Parallelization is the use of multiple processors to speed up computational tasks. It is an important tool for machine learning, as it allows more data to be processed faster and with greater accuracy. By distributing computations across multiple processors, algorithms can learn from bigger datasets in less time, resulting in better performance on real-world problems. Furthermore, parallelization enables machines to complete complex calculations that would otherwise be impossible or too slow to do on a single processor. This makes it critical for organizations that need timely and accurate predictions based on large amounts of data. Parallelization also opens the door for new research possibilities by allowing scientists to explore deeper into existing datasets or create simulations of massive scale with greater accuracy than before. Ultimately, parallelizing machine learning algorithms will help organizations become smarter and more efficient. 
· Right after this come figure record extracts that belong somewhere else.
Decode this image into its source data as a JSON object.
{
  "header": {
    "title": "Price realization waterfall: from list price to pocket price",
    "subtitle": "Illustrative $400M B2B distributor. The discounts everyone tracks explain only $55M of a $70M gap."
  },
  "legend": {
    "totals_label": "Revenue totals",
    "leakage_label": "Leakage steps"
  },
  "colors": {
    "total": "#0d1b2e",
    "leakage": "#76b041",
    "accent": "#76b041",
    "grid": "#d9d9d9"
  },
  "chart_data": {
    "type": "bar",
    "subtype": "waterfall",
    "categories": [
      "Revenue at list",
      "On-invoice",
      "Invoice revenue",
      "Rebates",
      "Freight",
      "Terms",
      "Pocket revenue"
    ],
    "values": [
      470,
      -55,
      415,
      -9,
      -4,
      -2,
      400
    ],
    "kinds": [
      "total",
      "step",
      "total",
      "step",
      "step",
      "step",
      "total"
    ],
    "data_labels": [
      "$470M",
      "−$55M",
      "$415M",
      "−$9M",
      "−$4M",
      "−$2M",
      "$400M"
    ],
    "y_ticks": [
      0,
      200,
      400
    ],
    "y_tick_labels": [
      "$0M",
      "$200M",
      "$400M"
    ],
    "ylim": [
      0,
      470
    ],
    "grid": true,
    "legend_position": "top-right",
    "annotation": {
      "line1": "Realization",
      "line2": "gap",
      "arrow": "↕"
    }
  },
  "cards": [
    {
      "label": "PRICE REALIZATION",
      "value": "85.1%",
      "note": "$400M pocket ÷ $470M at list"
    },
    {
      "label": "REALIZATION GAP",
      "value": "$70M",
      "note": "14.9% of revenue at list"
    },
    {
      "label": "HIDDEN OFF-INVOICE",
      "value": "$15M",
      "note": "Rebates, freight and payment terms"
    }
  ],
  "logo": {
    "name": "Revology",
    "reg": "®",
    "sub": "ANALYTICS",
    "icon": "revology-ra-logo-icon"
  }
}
There are three parallelization techniques for training the state-of-the art deep learning models: 

  • Data parallel 
  • Pipeline Model Parallel 
  • Tensor Model parallel 

Data Parallel 

The simplest method for parallelizing work is called data parallel. Data parallel training is only possible if the model fits onto a single device – that is, the parameters fit in the device’s on-chip memory, and the largest matrix multiply in the largest layer can be done on the device. When running data parallel, multiple devices, each with the same configuration, are each presented a portion of the training set. The results are then averaged. This is dead simple. And this is the go-to approach for all models smaller than two billion parameters. 

Tensor Model Parallel 

With models larger than two billion parameters, the parameters no longer fit in memory and the largest matrix multiplies no longer fit on a single device. Instead, every single layer must be split and spread across several devices. This approach is called tensor model parallel. Even in the largest of networks, the 1 trillion parameter behemoth Megatron, which uses more than 2000 GPUs to train, the Microsoft team could only spread a single layer over a maximum of 8 GPUs.  

Pipeline Model Parallel 

Starting at 20 billion parameters, yet another form of parallelism is deployed, namely Pipeline Model Parallel. In this mode, a sequential pipeline is formed with where the work from Layer 1 is done on a GPU or group of GPU’s and then Layer 2 is done on a separate GPU or group of GPUs. This involves deciding which layers should be put on which devices and carefully measuring the latency between them. 

In sum, for models of fewer than two billion parameters, the easiest technique – data parallel – is sufficient. Models larger than two billion and smaller than 20 billion parameters require two simultaneous techniques: data parallel and more complicated tensor model parallel. And models of 20 billion parameters and beyond require all three techniques – data parallel, pipeline tensor model parallel and pipeline model parallel – to be implemented simultaneously. This combination of all three approaches is known as 3D parallelism.